La demanderesse invoque, à l’appui de son pourvoi, les deux moyens de cassation annexés au présent arrêt.
Le dossier a été communiqué au procureur général.
Sur le rapport de Mme Comte, conseiller référendaire, les observations de la SCP Thouin-Palat et Boucard, avocat de la société Orange, après débats en l’audience publique du 25 janvier 2022 où étaient présentes Mme Darbois, conseiller doyen faisant fonction de président, Mme Comte, conseiller référendaire rapporteur, Mme Champalaune, conseiller, et Mme Labat, greffier de chambre,
la chambre commerciale, financière et économique de la Cour de cassation, composée des président et conseillers précités, après en avoir délibéré conformément à la loi, a rendu le présent arrêt.
Par un mémoire, intitulé note en délibéré, déposé le 7 mars 2022, après la clôture des débats, la SCP Thouin-Palat et Boucard, avocat de la société Orange, a fait savoir que, le 9 février 2022, a été portée sur l’extrait kbis de la société Sequalum SAS, une mention faisant état de la dissolution de cette société à la suite de la réunion de toutes les parts sociales entre les mains de l’associé unique, la société Sequalum participation SAS.
Faits et procédure
1. Selon l’arrêt attaqué (Versailles, 24 septembre 2020), rendu sur renvoi après cassation (chambre commerciale, financière et économique, 7 mai 2019, pourvoi n° 17-27.768), un groupement momentané d’entreprises composé des sociétés Numericâble, LD Collectivités et Eiffage, devenu la société Sequalum, a conclu en 2008, avec le département des Hauts-de-Seine, une convention de délégation de service public portant sur la construction et l’exploitation d’un réseau départemental de télécommunications à très haut débit par fibre optique.

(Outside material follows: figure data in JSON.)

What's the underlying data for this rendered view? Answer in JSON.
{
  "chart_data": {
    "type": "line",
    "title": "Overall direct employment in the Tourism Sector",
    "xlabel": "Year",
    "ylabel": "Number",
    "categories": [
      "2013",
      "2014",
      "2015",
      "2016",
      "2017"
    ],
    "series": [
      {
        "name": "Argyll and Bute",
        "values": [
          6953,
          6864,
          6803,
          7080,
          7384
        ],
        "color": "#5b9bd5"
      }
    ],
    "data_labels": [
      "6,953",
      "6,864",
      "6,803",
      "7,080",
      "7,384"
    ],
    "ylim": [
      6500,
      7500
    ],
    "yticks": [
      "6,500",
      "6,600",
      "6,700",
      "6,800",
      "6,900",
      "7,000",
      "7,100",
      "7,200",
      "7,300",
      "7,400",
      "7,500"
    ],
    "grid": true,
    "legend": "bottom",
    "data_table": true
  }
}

2. La société Sequalum ayant entrepris le déploiement de ce réseau, la société Orange, soutenant qu’elle occupait, sans droit ni titre, des infrastructures lui appartenant, l’a assignée en indemnisation de son préjudice financier pour la période comprise entre le début de ce déploiement et la date d’effet de la résiliation de la délégation de service public qui lui avait été concédée.
Sur le premier moyen, pris en ses première, deuxième, troisième, quatrième, cinquième, sixième et septième branches, ci-après annexé
3. En application de l’article 1014, alinéa 2, du code de procédure civile, il n’y a pas lieu de statuer par une décision spécialement motivée sur ces griefs qui ne sont manifestement pas de nature à entraîner la cassation.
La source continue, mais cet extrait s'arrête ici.